In 2011, NEIU’s enrollment was nearly 9,000. Now, we are at about half that much. While demographic changes are certainly part of this picture, they can’t explain this drop by themselves. Many current, former, and potential students have been pushed out of or away from my institution by rising tuition costs. NEIU’s student body is largely working-class. Our students are immigrants—documented, undocumented and “Daca-mented”– veterans and transfers from community colleges. Most of them work at least one job while they study. They come to us because we teach classes at times and in modalities that fit with their lives and work schedules, because we understand them, because we know how to meet them where they are and help them get where they want to be. But every semester we see many of them struggling to pay for course materials, or to make rent, or sometimes even to eat. This August, I found myself scrambling, once again, to try to cobble together enough funding to help a brilliant grad student of mine—an undocumented, working-class migrant—finish his MA coursework. We are simply unable to offer the kind of support that University of Illinois at Chicago or University of Illinois at Urbana Champaign can give students because we don’t get the kind of support those schools do from the state.

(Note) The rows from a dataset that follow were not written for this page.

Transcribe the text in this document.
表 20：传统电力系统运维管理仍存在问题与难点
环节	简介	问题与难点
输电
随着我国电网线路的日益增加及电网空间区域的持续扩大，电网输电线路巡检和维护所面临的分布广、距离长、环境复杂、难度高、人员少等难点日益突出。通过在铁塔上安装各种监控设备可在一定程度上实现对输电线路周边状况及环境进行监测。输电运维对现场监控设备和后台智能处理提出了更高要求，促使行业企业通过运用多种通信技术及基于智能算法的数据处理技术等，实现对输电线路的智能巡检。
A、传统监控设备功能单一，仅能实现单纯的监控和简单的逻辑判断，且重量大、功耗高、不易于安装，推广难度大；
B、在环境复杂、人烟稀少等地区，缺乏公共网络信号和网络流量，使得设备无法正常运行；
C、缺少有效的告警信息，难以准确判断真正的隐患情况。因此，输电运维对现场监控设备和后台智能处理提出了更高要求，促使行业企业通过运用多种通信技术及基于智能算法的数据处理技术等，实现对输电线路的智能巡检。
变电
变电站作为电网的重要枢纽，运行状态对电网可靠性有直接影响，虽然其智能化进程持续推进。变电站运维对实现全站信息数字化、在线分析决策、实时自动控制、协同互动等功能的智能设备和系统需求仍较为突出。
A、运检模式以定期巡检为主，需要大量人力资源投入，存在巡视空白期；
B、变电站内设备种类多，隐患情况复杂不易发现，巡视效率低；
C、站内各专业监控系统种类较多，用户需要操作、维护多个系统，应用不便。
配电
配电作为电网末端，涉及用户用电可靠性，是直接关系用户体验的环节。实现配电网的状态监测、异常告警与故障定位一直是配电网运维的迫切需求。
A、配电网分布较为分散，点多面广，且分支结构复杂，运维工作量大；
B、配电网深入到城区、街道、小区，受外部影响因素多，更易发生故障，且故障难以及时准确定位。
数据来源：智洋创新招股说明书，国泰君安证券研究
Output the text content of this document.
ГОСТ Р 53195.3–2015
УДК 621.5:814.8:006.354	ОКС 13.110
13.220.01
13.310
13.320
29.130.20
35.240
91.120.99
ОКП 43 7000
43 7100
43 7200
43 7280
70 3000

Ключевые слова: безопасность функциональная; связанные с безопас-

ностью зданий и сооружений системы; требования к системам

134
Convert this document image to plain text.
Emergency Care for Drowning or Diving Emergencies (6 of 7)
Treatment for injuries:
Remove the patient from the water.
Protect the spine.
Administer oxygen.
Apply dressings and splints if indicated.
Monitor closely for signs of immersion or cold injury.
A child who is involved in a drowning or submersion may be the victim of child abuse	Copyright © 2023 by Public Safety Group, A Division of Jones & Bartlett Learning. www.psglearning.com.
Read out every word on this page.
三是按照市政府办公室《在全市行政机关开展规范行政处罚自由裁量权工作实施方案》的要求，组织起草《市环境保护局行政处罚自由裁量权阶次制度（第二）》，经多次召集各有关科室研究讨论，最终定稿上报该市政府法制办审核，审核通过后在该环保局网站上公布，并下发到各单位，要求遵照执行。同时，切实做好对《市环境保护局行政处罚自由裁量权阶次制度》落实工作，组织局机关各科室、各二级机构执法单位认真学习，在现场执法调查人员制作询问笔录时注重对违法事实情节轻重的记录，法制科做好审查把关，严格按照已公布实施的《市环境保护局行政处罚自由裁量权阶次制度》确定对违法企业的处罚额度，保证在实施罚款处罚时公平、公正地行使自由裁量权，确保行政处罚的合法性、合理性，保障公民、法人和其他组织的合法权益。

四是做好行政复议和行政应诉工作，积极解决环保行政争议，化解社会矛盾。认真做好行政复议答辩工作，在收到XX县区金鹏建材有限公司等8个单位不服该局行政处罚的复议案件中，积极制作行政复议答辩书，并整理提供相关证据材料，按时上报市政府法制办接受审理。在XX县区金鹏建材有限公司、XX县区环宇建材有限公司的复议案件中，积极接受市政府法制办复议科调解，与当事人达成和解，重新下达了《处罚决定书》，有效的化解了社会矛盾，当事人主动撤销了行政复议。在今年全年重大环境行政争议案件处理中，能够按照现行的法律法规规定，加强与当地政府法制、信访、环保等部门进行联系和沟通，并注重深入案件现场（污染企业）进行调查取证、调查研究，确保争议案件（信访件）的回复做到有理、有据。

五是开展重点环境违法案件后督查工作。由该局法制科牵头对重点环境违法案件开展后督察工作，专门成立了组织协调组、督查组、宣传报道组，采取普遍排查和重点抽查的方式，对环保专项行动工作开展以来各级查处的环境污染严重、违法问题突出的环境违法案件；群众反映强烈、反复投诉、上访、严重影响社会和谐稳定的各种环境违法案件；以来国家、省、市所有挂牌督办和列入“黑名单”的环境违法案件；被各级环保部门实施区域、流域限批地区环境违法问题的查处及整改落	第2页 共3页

Regional comprehensives like NEIU, Governor’s State, Chicago State, Northern Illinois, Eastern Illinois, Western Illinois, University of Illinois– Springfield, are the true motors of economic mobility in Illinois but languish because their missions aren’t based on research and their data doesn’t align with standards written for larger institutions with more economically privileged student bodies. Given the makeup of our student bodies, this has grave implications for economic and racial justice—NEIU was the first public Hispanic-Serving Institution in Illinois—over 30% of our current students are Hispanic or Latino. We have wonderful students and engaged, talented, productive faculty and staff who give it their all despite our situation—but we need adequate support.

Illinois is sometimes described as an oasis of progressive social policies in a desert of Midwestern conservatism. This is clearly true in terms of certain policy areas, like reproductive rights. My hope is that it can become true with regards to higher ed as well. I hope to see an Illinois that bucks the tragic national trend of disinvestment in higher ed and begins to treat it as the public good that it is. But time is of the essence, things get worse for us and our students every day that we don’t have adequate funding. We need action now.”